Home > Great Big Greenhouse Blog > August 2015 > BONNIE'S GARDEN--Bearded Iris


I know fall is looming on the horizon when the bearded iris rhizomes arrive in the store.  We just got ours in this week so fall can’t be far behind.
Iris are a genus of over 250 flowering plants.  The word “iris” is from the Greek word for rainbow—appropriate since they come in a wide range of colors—from white to purple-black.  Iris are perennials and grow from either rhizomes or bulbs.  Nearly all iris are native to the Northern Hemisphere from Europe to Asia.
Iris flowers have six petals—three upright petals called ‘standards’ and three lower petals called “falls.”  Bearded iris are so called because of the fluffy line down the middle of each fall and grow from rhizomes (a stem that creeps along the ground, growing foliage from the top and roots from the bottom.)  We also carry the bulbs for Dutch Iris, which are sturdy upright flowers, about 24” tall, and for miniature iris (reticulatas, danfordiaes, etc.) which grow about 6 inches tall and bloom in very late winter—about the same time as crocus.

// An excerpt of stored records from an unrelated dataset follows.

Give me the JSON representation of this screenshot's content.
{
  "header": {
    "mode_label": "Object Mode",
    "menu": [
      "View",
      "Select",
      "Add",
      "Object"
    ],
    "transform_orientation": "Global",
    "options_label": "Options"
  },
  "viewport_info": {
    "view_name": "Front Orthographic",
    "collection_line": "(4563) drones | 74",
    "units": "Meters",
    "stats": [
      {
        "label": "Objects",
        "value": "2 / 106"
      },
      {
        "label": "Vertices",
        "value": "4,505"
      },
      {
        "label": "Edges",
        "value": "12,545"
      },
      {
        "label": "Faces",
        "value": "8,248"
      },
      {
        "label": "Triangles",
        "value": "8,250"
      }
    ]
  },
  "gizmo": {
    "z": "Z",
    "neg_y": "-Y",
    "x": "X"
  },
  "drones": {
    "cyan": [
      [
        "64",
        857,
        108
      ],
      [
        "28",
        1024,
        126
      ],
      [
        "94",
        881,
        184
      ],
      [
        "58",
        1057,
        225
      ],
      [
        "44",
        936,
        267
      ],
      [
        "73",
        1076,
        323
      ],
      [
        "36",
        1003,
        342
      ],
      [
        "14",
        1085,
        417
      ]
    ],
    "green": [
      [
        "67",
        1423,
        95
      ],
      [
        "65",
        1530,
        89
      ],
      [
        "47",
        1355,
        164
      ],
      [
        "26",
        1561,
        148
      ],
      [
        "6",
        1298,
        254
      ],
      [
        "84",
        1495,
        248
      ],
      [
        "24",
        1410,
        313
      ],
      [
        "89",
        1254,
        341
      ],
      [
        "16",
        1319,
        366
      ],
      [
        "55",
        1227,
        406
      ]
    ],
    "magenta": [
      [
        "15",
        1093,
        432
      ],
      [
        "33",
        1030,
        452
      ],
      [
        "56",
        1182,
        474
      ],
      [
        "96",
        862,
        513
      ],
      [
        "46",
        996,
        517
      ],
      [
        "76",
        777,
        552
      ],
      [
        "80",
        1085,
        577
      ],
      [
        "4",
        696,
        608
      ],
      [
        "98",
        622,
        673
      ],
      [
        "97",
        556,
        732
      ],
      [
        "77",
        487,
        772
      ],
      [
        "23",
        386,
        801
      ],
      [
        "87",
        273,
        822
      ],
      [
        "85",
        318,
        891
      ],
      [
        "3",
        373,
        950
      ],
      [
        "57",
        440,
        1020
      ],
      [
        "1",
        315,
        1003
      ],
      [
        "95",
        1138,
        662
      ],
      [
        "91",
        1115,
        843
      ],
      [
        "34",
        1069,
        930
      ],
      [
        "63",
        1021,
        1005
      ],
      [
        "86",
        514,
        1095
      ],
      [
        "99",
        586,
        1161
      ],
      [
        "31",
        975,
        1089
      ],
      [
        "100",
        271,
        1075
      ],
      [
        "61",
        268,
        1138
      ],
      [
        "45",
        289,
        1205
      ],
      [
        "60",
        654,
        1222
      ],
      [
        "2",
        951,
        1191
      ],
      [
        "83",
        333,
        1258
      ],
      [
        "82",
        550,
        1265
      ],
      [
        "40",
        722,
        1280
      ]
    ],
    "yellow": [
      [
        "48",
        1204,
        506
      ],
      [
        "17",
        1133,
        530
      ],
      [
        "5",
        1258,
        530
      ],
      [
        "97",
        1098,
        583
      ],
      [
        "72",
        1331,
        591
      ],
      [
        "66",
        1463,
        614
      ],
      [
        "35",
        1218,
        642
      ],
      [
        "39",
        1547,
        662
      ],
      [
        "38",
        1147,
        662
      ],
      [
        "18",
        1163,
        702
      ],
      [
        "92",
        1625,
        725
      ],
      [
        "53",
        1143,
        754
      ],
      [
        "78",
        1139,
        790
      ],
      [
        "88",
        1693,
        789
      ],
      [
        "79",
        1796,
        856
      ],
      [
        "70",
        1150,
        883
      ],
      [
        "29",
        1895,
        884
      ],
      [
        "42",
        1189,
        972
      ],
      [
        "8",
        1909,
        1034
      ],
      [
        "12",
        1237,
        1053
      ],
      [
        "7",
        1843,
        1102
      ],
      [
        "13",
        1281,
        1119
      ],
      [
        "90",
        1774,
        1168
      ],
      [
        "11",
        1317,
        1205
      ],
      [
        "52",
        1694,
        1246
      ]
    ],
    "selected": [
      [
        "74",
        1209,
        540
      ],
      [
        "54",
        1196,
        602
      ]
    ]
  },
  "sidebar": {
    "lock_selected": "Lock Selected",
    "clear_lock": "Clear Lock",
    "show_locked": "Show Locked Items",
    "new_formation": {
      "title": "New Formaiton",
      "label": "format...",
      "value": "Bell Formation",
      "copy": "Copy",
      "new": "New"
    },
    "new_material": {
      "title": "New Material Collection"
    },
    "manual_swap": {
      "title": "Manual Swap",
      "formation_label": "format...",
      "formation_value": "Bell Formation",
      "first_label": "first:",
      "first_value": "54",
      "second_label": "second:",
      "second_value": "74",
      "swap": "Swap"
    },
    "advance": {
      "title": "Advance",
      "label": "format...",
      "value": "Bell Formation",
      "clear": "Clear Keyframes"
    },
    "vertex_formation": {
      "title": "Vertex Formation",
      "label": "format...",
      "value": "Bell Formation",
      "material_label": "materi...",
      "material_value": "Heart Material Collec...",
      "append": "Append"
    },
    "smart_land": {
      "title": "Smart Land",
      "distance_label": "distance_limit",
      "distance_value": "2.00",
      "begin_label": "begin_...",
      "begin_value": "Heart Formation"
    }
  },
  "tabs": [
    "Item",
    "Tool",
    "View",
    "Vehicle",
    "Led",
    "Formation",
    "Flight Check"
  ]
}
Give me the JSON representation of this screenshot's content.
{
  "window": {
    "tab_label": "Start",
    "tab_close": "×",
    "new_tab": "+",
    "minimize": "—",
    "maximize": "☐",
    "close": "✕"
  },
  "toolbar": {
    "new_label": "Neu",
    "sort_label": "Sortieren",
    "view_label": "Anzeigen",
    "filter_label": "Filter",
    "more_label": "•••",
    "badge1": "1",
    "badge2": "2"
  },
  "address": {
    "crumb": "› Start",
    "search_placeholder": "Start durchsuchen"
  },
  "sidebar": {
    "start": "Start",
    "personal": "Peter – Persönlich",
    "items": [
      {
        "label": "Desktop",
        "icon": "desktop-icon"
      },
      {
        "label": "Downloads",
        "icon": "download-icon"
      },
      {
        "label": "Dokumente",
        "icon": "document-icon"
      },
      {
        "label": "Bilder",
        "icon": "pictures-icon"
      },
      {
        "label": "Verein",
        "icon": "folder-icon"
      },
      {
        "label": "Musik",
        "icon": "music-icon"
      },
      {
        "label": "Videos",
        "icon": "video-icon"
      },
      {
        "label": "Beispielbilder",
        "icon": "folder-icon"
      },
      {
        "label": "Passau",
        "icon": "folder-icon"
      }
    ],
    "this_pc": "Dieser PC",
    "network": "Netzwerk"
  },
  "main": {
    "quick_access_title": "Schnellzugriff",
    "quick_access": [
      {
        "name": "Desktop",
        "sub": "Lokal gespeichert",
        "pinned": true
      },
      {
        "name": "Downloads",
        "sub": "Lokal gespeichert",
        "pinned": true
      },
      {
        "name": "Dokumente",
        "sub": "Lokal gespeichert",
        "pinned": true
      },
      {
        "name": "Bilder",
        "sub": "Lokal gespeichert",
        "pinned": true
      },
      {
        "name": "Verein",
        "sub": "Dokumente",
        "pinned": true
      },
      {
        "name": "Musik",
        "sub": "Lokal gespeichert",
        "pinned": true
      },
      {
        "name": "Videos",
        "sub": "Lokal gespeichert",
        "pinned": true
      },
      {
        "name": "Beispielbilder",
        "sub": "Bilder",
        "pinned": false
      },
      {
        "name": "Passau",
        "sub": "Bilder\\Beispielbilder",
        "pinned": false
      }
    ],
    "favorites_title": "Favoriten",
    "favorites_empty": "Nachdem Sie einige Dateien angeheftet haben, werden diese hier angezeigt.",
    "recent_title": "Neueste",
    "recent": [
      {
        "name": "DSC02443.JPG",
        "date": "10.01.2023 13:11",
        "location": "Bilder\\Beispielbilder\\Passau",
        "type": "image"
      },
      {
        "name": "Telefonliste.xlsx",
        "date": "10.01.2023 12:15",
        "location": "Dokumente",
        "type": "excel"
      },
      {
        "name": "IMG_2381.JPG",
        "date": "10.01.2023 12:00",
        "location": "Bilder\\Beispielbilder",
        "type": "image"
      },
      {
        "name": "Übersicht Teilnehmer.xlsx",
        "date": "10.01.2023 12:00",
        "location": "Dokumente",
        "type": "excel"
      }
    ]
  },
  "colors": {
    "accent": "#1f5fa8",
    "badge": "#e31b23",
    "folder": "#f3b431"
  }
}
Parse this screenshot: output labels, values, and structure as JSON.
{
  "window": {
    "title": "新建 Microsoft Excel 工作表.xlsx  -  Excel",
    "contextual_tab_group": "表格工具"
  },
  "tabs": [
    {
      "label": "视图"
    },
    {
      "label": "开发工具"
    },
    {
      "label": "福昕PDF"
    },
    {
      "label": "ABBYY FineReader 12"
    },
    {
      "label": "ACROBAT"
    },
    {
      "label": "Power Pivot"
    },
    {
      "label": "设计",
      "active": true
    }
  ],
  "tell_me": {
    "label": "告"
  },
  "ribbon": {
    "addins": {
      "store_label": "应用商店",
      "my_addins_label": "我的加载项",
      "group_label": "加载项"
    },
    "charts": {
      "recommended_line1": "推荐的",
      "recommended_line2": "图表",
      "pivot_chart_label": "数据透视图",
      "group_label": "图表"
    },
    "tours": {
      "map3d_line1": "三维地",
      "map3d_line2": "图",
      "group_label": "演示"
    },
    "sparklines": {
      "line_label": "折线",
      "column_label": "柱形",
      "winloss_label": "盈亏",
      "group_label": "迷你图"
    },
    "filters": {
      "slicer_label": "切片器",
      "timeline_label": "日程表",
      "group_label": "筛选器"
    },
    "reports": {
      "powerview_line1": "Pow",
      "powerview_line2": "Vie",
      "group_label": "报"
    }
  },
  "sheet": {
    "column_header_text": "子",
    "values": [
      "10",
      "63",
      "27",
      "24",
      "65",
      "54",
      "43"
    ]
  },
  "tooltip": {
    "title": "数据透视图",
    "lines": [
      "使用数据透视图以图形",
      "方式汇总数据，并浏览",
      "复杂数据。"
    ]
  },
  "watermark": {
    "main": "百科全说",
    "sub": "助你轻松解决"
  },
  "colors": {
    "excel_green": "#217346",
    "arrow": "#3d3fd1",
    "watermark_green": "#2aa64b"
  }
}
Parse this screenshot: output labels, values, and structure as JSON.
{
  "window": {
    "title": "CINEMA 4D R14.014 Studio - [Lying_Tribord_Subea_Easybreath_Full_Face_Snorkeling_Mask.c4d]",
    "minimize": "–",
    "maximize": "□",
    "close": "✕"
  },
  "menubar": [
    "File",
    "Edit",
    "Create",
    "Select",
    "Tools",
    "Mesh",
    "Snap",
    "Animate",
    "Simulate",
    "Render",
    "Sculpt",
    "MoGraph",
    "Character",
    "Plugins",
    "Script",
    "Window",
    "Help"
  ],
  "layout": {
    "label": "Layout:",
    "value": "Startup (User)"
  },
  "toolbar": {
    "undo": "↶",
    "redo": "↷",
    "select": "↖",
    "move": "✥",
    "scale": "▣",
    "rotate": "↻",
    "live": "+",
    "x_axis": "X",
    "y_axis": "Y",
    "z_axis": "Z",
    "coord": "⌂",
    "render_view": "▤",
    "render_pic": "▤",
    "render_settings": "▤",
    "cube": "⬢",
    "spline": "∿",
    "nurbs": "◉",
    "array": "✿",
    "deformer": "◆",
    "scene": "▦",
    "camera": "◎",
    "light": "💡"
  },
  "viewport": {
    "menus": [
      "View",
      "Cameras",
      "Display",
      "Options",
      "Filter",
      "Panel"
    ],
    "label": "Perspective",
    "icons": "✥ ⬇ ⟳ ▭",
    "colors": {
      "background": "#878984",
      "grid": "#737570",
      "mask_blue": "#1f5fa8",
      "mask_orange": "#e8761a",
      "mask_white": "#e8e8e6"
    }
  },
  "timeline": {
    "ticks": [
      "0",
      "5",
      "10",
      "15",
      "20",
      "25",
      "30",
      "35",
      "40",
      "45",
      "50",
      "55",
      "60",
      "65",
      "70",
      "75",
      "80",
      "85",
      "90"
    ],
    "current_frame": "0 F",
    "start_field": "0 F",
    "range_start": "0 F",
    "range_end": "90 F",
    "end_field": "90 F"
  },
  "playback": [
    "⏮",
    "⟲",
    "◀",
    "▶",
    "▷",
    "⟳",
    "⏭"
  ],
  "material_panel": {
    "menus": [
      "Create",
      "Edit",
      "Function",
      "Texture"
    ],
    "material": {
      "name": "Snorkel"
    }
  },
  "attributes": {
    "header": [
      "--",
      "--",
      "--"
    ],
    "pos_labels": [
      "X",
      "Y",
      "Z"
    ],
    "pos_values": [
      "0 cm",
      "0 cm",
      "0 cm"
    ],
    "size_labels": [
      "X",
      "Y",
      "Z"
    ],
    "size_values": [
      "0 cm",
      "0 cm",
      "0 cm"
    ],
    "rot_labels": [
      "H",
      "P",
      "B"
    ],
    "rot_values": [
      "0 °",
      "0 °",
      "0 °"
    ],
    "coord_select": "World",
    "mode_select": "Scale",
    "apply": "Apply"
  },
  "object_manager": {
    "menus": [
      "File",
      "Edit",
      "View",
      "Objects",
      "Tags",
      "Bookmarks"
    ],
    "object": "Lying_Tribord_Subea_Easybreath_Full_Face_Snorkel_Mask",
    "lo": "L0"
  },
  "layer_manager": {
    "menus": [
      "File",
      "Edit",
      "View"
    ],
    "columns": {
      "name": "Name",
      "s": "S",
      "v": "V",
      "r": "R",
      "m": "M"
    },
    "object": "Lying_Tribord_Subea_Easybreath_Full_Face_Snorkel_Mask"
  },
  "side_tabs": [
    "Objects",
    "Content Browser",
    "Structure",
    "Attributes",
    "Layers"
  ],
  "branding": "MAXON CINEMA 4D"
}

Bearded iris—sometimes called German Bearded Iris—are sturdy easy-to-grow plants needing only a sunny spot and well-drained soil.  The rhizomes are available in late-summer/early fall.  Bearded iris have bigger showier flowers than other iris.  Depending on the variety, they will bloom anytime from mid-May to mid-late June. 
To plant Bearded Iris, choose a sunny spot with well-drained soil.  The rhizomes come with roots and a fan of leaves at the top.  Plant the stem with the root side down, but the top of the stem exposed to light and air.  Top-dress lightly with Bulb-tone.  Feed again in the spring, when they start to come up.  For regular iris, you can just forget about them after they bloom, except in periods of drought. Keep all iris beds weeded and if you mulch, do not mulch over the top of the rhizomes.  Be sure to not let leaves accumulate in the iris bed as they can encourage rot. These are not plants that like in-ground sprinklers.
There are Bearded Iris that will bloom in the spring and, if conditions are to their liking, again in late summer/early fall.  If you have reblooming iris, then feed them lightly after they bloom the first time and keep them watered over the summer—remembering to let them dry out partly.  
Both Dutch iris and mini-iris bulbs usually come in around the first week of September and can be planted mid-October.  Like Bearded iris, they prefer full sun and well-draining soil.
Not only are iris tough, durable and perennial bloomers, but they are not generally bothered by pests—very important here in “Deer Country.”